# [SOLVED] OC Genie II (Safe to use?)



## Starlord (Jul 12, 2013)

I don't normally do OCing, but the Mobo comes with this Feature of 1 sec Overclocking. Standard question is it safe?

CPU temps at 45-46C


----------



## Tyree (May 10, 2009)

*Re: OC Genie II (Safe to use?)*

OC'ing should only be done through the Bios. OC'ing is pretty pointless with new CPU's and what would be the point of a 1 second OC?


----------



## darcinator (Jul 9, 2011)

He means it overclocks in one second instead of taking hours to find a stable one


----------



## Tyree (May 10, 2009)

*Re: OC Genie II (Safe to use?)*



darcinator said:


> He means it overclocks in one second instead of taking hours to find a stable one


Understood but the fact remains


Tyree said:


> OC'ing should only be done through the Bios.
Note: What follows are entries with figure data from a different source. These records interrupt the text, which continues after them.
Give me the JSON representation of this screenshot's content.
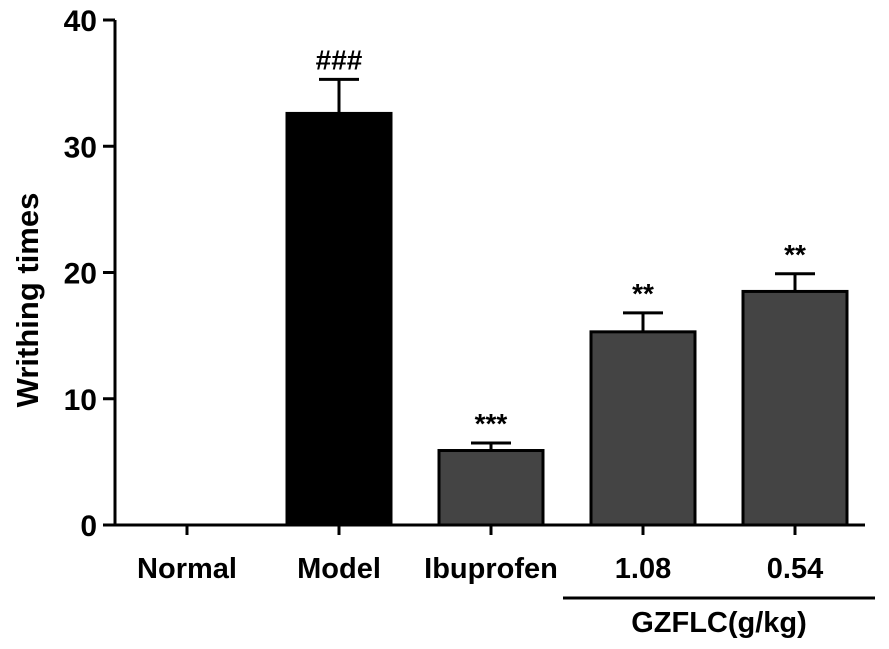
{
  "chart_data": {
    "type": "bar",
    "title": "",
    "xlabel": "",
    "ylabel": "Writhing times",
    "ylim": [
      0,
      40
    ],
    "yticks": [
      0,
      10,
      20,
      30,
      40
    ],
    "grid": false,
    "categories": [
      "Normal",
      "Model",
      "Ibuprofen",
      "1.08",
      "0.54"
    ],
    "values": [
      0,
      32.6,
      5.9,
      15.3,
      18.5
    ],
    "errors": [
      0,
      2.7,
      0.6,
      1.5,
      1.4
    ],
    "significance": [
      "",
      "###",
      "***",
      "**",
      "**"
    ],
    "bar_colors": [
      "#000000",
      "#000000",
      "#444444",
      "#444444",
      "#444444"
    ],
    "group_label": "GZFLC(g/kg)",
    "group_categories": [
      "1.08",
      "0.54"
    ]
  }
}
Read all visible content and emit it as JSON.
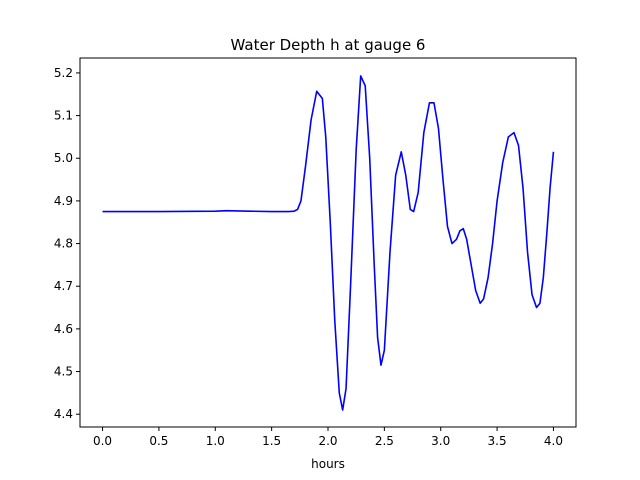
{
  "chart_data": {
    "type": "line",
    "title": "Water Depth h at gauge 6",
    "xlabel": "hours",
    "ylabel": "",
    "xlim": [
      -0.2,
      4.2
    ],
    "ylim": [
      4.37,
      5.235
    ],
    "xticks": [
      0.0,
      0.5,
      1.0,
      1.5,
      2.0,
      2.5,
      3.0,
      3.5,
      4.0
    ],
    "xtick_labels": [
      "0.0",
      "0.5",
      "1.0",
      "1.5",
      "2.0",
      "2.5",
      "3.0",
      "3.5",
      "4.0"
    ],
    "yticks": [
      4.4,
      4.5,
      4.6,
      4.7,
      4.8,
      4.9,
      5.0,
      5.1,
      5.2
    ],
    "ytick_labels": [
      "4.4",
      "4.5",
      "4.6",
      "4.7",
      "4.8",
      "4.9",
      "5.0",
      "5.1",
      "5.2"
    ],
    "grid": false,
    "series": [
      {
        "color": "#0000ff",
        "x": [
          0.0,
          0.5,
          1.0,
          1.1,
          1.3,
          1.5,
          1.65,
          1.7,
          1.73,
          1.76,
          1.8,
          1.85,
          1.9,
          1.95,
          1.98,
          2.02,
          2.06,
          2.1,
          2.13,
          2.16,
          2.2,
          2.25,
          2.29,
          2.33,
          2.37,
          2.41,
          2.44,
          2.47,
          2.5,
          2.55,
          2.6,
          2.65,
          2.69,
          2.73,
          2.76,
          2.8,
          2.85,
          2.9,
          2.94,
          2.98,
          3.02,
          3.06,
          3.1,
          3.14,
          3.17,
          3.2,
          3.23,
          3.27,
          3.31,
          3.35,
          3.38,
          3.42,
          3.46,
          3.5,
          3.55,
          3.6,
          3.65,
          3.69,
          3.73,
          3.77,
          3.81,
          3.85,
          3.88,
          3.91,
          3.94,
          3.97,
          4.0
        ],
        "y": [
          4.875,
          4.875,
          4.876,
          4.877,
          4.876,
          4.875,
          4.875,
          4.876,
          4.88,
          4.9,
          4.98,
          5.09,
          5.157,
          5.14,
          5.05,
          4.85,
          4.62,
          4.45,
          4.41,
          4.46,
          4.7,
          5.02,
          5.193,
          5.17,
          5.0,
          4.75,
          4.58,
          4.515,
          4.55,
          4.78,
          4.96,
          5.015,
          4.96,
          4.88,
          4.875,
          4.92,
          5.06,
          5.13,
          5.13,
          5.07,
          4.95,
          4.84,
          4.8,
          4.81,
          4.83,
          4.835,
          4.81,
          4.75,
          4.69,
          4.66,
          4.67,
          4.72,
          4.8,
          4.9,
          4.99,
          5.05,
          5.06,
          5.03,
          4.93,
          4.78,
          4.68,
          4.65,
          4.66,
          4.72,
          4.82,
          4.93,
          5.015
        ]
      }
    ]
  }
}
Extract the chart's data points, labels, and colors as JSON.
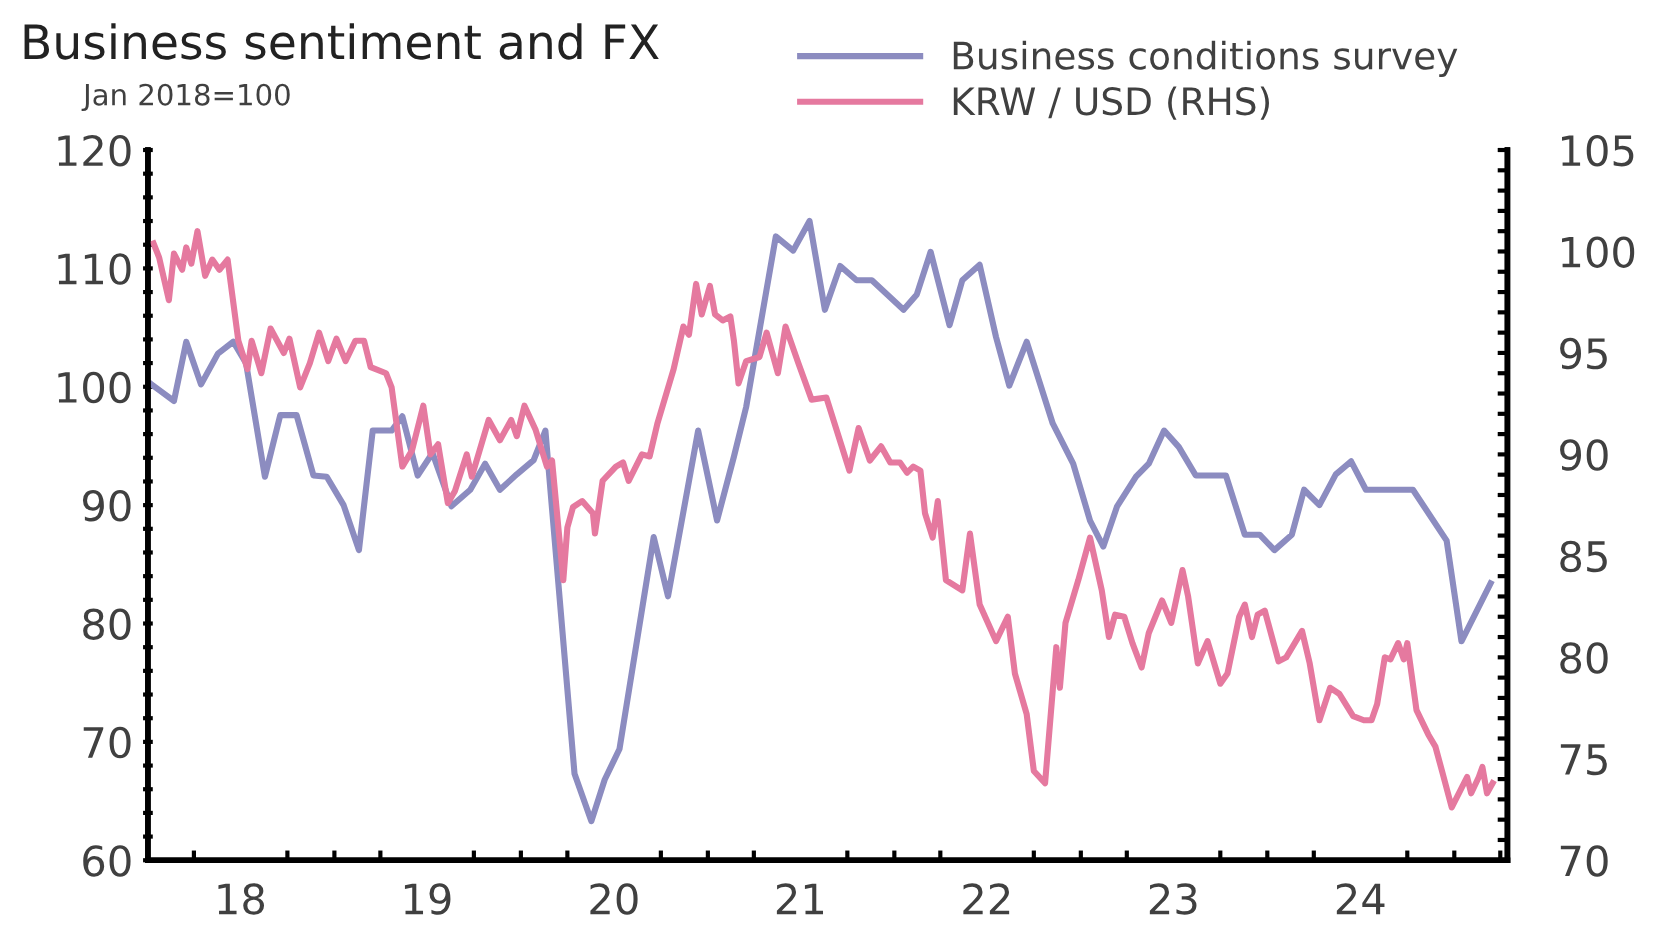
{
  "chart_data": {
    "type": "line",
    "title": "Business sentiment and FX",
    "annotations": [
      "Jan 2018=100"
    ],
    "xlim": [
      "2018-01-01",
      "2025-04-15"
    ],
    "xticks": [
      {
        "value": "2018-04-01",
        "label": null
      },
      {
        "value": "2018-07-01",
        "label": "18"
      },
      {
        "value": "2018-10-01",
        "label": null
      },
      {
        "value": "2019-01-01",
        "label": null
      },
      {
        "value": "2019-04-01",
        "label": null
      },
      {
        "value": "2019-07-01",
        "label": "19"
      },
      {
        "value": "2019-10-01",
        "label": null
      },
      {
        "value": "2020-01-01",
        "label": null
      },
      {
        "value": "2020-04-01",
        "label": null
      },
      {
        "value": "2020-07-01",
        "label": "20"
      },
      {
        "value": "2020-10-01",
        "label": null
      },
      {
        "value": "2021-01-01",
        "label": null
      },
      {
        "value": "2021-04-01",
        "label": null
      },
      {
        "value": "2021-07-01",
        "label": "21"
      },
      {
        "value": "2021-10-01",
        "label": null
      },
      {
        "value": "2022-01-01",
        "label": null
      },
      {
        "value": "2022-04-01",
        "label": null
      },
      {
        "value": "2022-07-01",
        "label": "22"
      },
      {
        "value": "2022-10-01",
        "label": null
      },
      {
        "value": "2023-01-01",
        "label": null
      },
      {
        "value": "2023-04-01",
        "label": null
      },
      {
        "value": "2023-07-01",
        "label": "23"
      },
      {
        "value": "2023-10-01",
        "label": null
      },
      {
        "value": "2024-01-01",
        "label": null
      },
      {
        "value": "2024-04-01",
        "label": null
      },
      {
        "value": "2024-07-01",
        "label": "24"
      },
      {
        "value": "2024-10-01",
        "label": null
      },
      {
        "value": "2025-01-01",
        "label": null
      },
      {
        "value": "2025-04-01",
        "label": null
      }
    ],
    "ylim": [
      60,
      120
    ],
    "yticks": [
      60,
      {
        "value": 62,
        "label": null
      },
      {
        "value": 64,
        "label": null
      },
      {
        "value": 66,
        "label": null
      },
      {
        "value": 68,
        "label": null
      },
      70,
      {
        "value": 72,
        "label": null
      },
      {
        "value": 74,
        "label": null
      },
      {
        "value": 76,
        "label": null
      },
      {
        "value": 78,
        "label": null
      },
      80,
      {
        "value": 82,
        "label": null
      },
      {
        "value": 84,
        "label": null
      },
      {
        "value": 86,
        "label": null
      },
      {
        "value": 88,
        "label": null
      },
      90,
      {
        "value": 92,
        "label": null
      },
      {
        "value": 94,
        "label": null
      },
      {
        "value": 96,
        "label": null
      },
      {
        "value": 98,
        "label": null
      },
      100,
      {
        "value": 102,
        "label": null
      },
      {
        "value": 104,
        "label": null
      },
      {
        "value": 106,
        "label": null
      },
      {
        "value": 108,
        "label": null
      },
      110,
      {
        "value": 112,
        "label": null
      },
      {
        "value": 114,
        "label": null
      },
      {
        "value": 116,
        "label": null
      },
      {
        "value": 118,
        "label": null
      },
      120
    ],
    "y2lim": [
      70,
      105
    ],
    "y2ticks": [
      70,
      {
        "value": 71,
        "label": null
      },
      {
        "value": 72,
        "label": null
      },
      {
        "value": 73,
        "label": null
      },
      {
        "value": 74,
        "label": null
      },
      75,
      {
        "value": 76,
        "label": null
      },
      {
        "value": 77,
        "label": null
      },
      {
        "value": 78,
        "label": null
      },
      {
        "value": 79,
        "label": null
      },
      80,
      {
        "value": 81,
        "label": null
      },
      {
        "value": 82,
        "label": null
      },
      {
        "value": 83,
        "label": null
      },
      {
        "value": 84,
        "label": null
      },
      85,
      {
        "value": 86,
        "label": null
      },
      {
        "value": 87,
        "label": null
      },
      {
        "value": 88,
        "label": null
      },
      {
        "value": 89,
        "label": null
      },
      90,
      {
        "value": 91,
        "label": null
      },
      {
        "value": 92,
        "label": null
      },
      {
        "value": 93,
        "label": null
      },
      {
        "value": 94,
        "label": null
      },
      95,
      {
        "value": 96,
        "label": null
      },
      {
        "value": 97,
        "label": null
      },
      {
        "value": 98,
        "label": null
      },
      {
        "value": 99,
        "label": null
      },
      100,
      {
        "value": 101,
        "label": null
      },
      {
        "value": 102,
        "label": null
      },
      {
        "value": 103,
        "label": null
      },
      {
        "value": 104,
        "label": null
      },
      105
    ],
    "grid": false,
    "legend": "top right",
    "line_style": "solid",
    "marker": "none",
    "series": [
      {
        "name": "Business conditions survey",
        "color": "#8c8cc0",
        "x": [
          "2018-01-08",
          "2018-02-21",
          "2018-03-17",
          "2018-04-15",
          "2018-05-18",
          "2018-06-17",
          "2018-07-12",
          "2018-08-18",
          "2018-09-17",
          "2018-10-19",
          "2018-11-21",
          "2018-12-17",
          "2019-01-19",
          "2019-02-18",
          "2019-03-17",
          "2019-04-23",
          "2019-05-14",
          "2019-06-13",
          "2019-07-12",
          "2019-08-18",
          "2019-09-24",
          "2019-10-23",
          "2019-11-21",
          "2019-12-24",
          "2020-01-26",
          "2020-02-18",
          "2020-04-15",
          "2020-05-18",
          "2020-06-13",
          "2020-07-12",
          "2020-09-17",
          "2020-10-15",
          "2020-12-13",
          "2021-01-19",
          "2021-02-21",
          "2021-03-17",
          "2021-05-14",
          "2021-06-17",
          "2021-07-19",
          "2021-08-18",
          "2021-09-17",
          "2021-10-19",
          "2021-11-18",
          "2022-01-19",
          "2022-02-14",
          "2022-03-13",
          "2022-04-19",
          "2022-05-14",
          "2022-06-17",
          "2022-07-19",
          "2022-08-14",
          "2022-09-17",
          "2022-11-07",
          "2022-12-17",
          "2023-01-19",
          "2023-02-14",
          "2023-03-13",
          "2023-04-19",
          "2023-05-14",
          "2023-06-13",
          "2023-07-12",
          "2023-08-14",
          "2023-10-12",
          "2023-11-18",
          "2023-12-17",
          "2024-01-15",
          "2024-02-18",
          "2024-03-13",
          "2024-04-12",
          "2024-05-14",
          "2024-06-13",
          "2024-07-12",
          "2024-10-12",
          "2024-12-17",
          "2025-01-15",
          "2025-03-13"
        ],
        "values": [
          100.2,
          98.8,
          103.8,
          100.2,
          102.8,
          103.8,
          102,
          92.4,
          97.6,
          97.6,
          92.5,
          92.4,
          90,
          86.2,
          96.3,
          96.3,
          97.5,
          92.5,
          94.4,
          89.9,
          91.3,
          93.5,
          91.3,
          92.6,
          93.8,
          96.3,
          67.3,
          63.3,
          66.8,
          69.4,
          87.3,
          82.3,
          96.3,
          88.7,
          94.1,
          98.3,
          112.7,
          111.5,
          114,
          106.5,
          110.2,
          109,
          109,
          106.5,
          107.8,
          111.4,
          105.2,
          109,
          110.3,
          104.2,
          100.1,
          103.8,
          96.9,
          93.5,
          88.7,
          86.5,
          89.9,
          92.4,
          93.5,
          96.3,
          94.9,
          92.5,
          92.5,
          87.5,
          87.5,
          86.2,
          87.5,
          91.3,
          90,
          92.6,
          93.7,
          91.3,
          91.3,
          87,
          78.5,
          83.4
        ]
      },
      {
        "name": "KRW / USD (RHS)",
        "color": "#e5799f",
        "axis": "y2",
        "x": [
          "2018-01-12",
          "2018-01-23",
          "2018-02-11",
          "2018-02-21",
          "2018-03-09",
          "2018-03-17",
          "2018-03-27",
          "2018-04-08",
          "2018-04-23",
          "2018-05-07",
          "2018-05-21",
          "2018-06-06",
          "2018-06-27",
          "2018-07-15",
          "2018-07-23",
          "2018-08-11",
          "2018-08-29",
          "2018-09-24",
          "2018-10-05",
          "2018-10-26",
          "2018-11-14",
          "2018-12-02",
          "2018-12-20",
          "2019-01-05",
          "2019-01-23",
          "2019-02-11",
          "2019-02-28",
          "2019-03-13",
          "2019-04-12",
          "2019-04-23",
          "2019-05-14",
          "2019-06-02",
          "2019-06-24",
          "2019-07-08",
          "2019-07-23",
          "2019-08-11",
          "2019-08-25",
          "2019-09-17",
          "2019-09-27",
          "2019-10-30",
          "2019-11-21",
          "2019-12-13",
          "2019-12-24",
          "2020-01-08",
          "2020-01-30",
          "2020-02-21",
          "2020-03-02",
          "2020-03-24",
          "2020-04-01",
          "2020-04-12",
          "2020-04-30",
          "2020-05-21",
          "2020-05-25",
          "2020-06-09",
          "2020-07-05",
          "2020-07-19",
          "2020-07-30",
          "2020-08-25",
          "2020-09-09",
          "2020-09-24",
          "2020-10-26",
          "2020-11-14",
          "2020-11-25",
          "2020-12-09",
          "2020-12-20",
          "2021-01-05",
          "2021-01-15",
          "2021-01-30",
          "2021-02-14",
          "2021-02-21",
          "2021-03-02",
          "2021-03-17",
          "2021-04-12",
          "2021-04-26",
          "2021-05-07",
          "2021-05-18",
          "2021-06-02",
          "2021-06-27",
          "2021-07-23",
          "2021-08-21",
          "2021-09-20",
          "2021-10-05",
          "2021-10-23",
          "2021-11-14",
          "2021-12-06",
          "2021-12-24",
          "2022-01-12",
          "2022-01-26",
          "2022-02-07",
          "2022-02-21",
          "2022-03-02",
          "2022-03-17",
          "2022-03-27",
          "2022-04-12",
          "2022-05-14",
          "2022-05-29",
          "2022-06-17",
          "2022-07-19",
          "2022-08-11",
          "2022-08-25",
          "2022-09-17",
          "2022-10-01",
          "2022-10-23",
          "2022-11-14",
          "2022-11-21",
          "2022-12-02",
          "2022-12-27",
          "2023-01-19",
          "2023-02-11",
          "2023-02-25",
          "2023-03-09",
          "2023-03-27",
          "2023-04-12",
          "2023-04-30",
          "2023-05-14",
          "2023-06-09",
          "2023-06-27",
          "2023-07-19",
          "2023-07-30",
          "2023-08-18",
          "2023-09-06",
          "2023-10-01",
          "2023-10-15",
          "2023-11-07",
          "2023-11-18",
          "2023-12-02",
          "2023-12-13",
          "2023-12-27",
          "2024-01-23",
          "2024-02-07",
          "2024-03-09",
          "2024-03-24",
          "2024-04-12",
          "2024-05-03",
          "2024-05-21",
          "2024-06-17",
          "2024-07-08",
          "2024-07-23",
          "2024-08-03",
          "2024-08-18",
          "2024-08-29",
          "2024-09-13",
          "2024-09-24",
          "2024-10-01",
          "2024-10-19",
          "2024-11-11",
          "2024-11-25",
          "2024-12-09",
          "2024-12-27",
          "2025-01-26",
          "2025-02-03",
          "2025-02-18",
          "2025-02-25",
          "2025-03-06",
          "2025-03-17"
        ],
        "values": [
          100.4,
          99.7,
          97.6,
          99.9,
          99.1,
          100.2,
          99.4,
          101,
          98.8,
          99.6,
          99.1,
          99.6,
          95.6,
          94.2,
          95.6,
          94,
          96.2,
          95,
          95.7,
          93.3,
          94.5,
          96,
          94.6,
          95.7,
          94.6,
          95.6,
          95.6,
          94.3,
          94,
          93.3,
          89.4,
          90.2,
          92.4,
          90,
          90.5,
          87.6,
          88.2,
          90,
          88.9,
          91.7,
          90.7,
          91.7,
          90.9,
          92.4,
          91.2,
          89.4,
          89.7,
          83.8,
          86.4,
          87.4,
          87.7,
          87.1,
          86.1,
          88.7,
          89.4,
          89.6,
          88.7,
          90,
          89.9,
          91.5,
          94.2,
          96.3,
          95.9,
          98.4,
          96.9,
          98.3,
          96.9,
          96.6,
          96.8,
          95.6,
          93.5,
          94.6,
          94.8,
          96,
          95,
          94,
          96.3,
          94.5,
          92.7,
          92.8,
          90.4,
          89.2,
          91.3,
          89.7,
          90.4,
          89.6,
          89.6,
          89.1,
          89.4,
          89.2,
          87.1,
          85.9,
          87.7,
          83.8,
          83.3,
          86.1,
          82.6,
          80.8,
          82,
          79.2,
          77.2,
          74.4,
          73.8,
          80.5,
          78.5,
          81.7,
          83.8,
          85.9,
          83.3,
          81,
          82.1,
          82,
          80.7,
          79.5,
          81.2,
          82.8,
          81.7,
          84.3,
          83,
          79.7,
          80.8,
          78.7,
          79.2,
          82,
          82.6,
          81,
          82.1,
          82.3,
          79.8,
          80,
          81.3,
          79.7,
          76.9,
          78.5,
          78.2,
          77.1,
          76.9,
          76.9,
          77.7,
          80,
          79.9,
          80.7,
          79.9,
          80.7,
          77.4,
          76.2,
          75.6,
          74.3,
          72.6,
          74.1,
          73.3,
          74.1,
          74.6,
          73.3,
          73.8
        ]
      }
    ]
  }
}
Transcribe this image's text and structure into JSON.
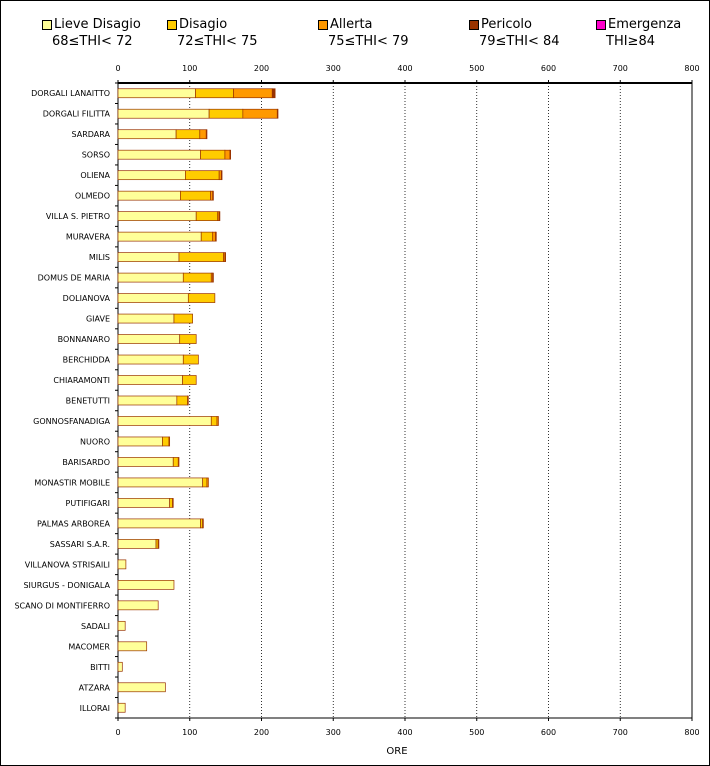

OC'ing is pretty pointless with new CPU's


And, OC'ing demands top quality components, aftermarket cooling and it voids warranties.


----------



## Starlord (Jul 12, 2013)

*Re: OC Genie II (Safe to use?)*

Well, I plan to get a better cooling system but I have a AMD Phenom II X4 955 3.2Ghz

and the Power Supply is 620W Seasonic M12II

1) Good Cooling system ( for the CPU)
2) Good Quality PSU ( Which I have)
3) CPU that supports going outside the boundaries of the stock speeds

I believe those are the 3 major ones in OCing. Not doing it anytime soon, but in the future I wanna give it ago.

( My CPU is out of Warranty though lol), the only piece in my computer that isn't "new" XD it is 3 years old.


----------



## greenbrucelee (Apr 24, 2007)

*Re: OC Genie II (Safe to use?)*

Software can cause problems or overclocks the cpu to a pointless overclock i.e only a few MHz faster.

You either overclock as much as possible or you do not and you should always manually overclock through the BIOS.


----------



## Tyree (May 10, 2009)

*Re: OC Genie II (Safe to use?)*



Tyree said:


> OC'ing is pretty pointless with new CPU's


Any benefits of OC'ing a 3.2GHz CPU would only be seen in benchmarks.


----------



## T_Rex (Oct 21, 2012)

*Re: OC Genie II (Safe to use?)*



greenbrucelee said:


> Software can cause problems or overclocks the cpu to a pointless overclock i.e only a few MHz faster.
> 
> You either overclock as much as possible or you do not and you should always manually overclock through the BIOS.


 
Actually OCGenie (MSI) OC's too high usually. Use the bios.


----------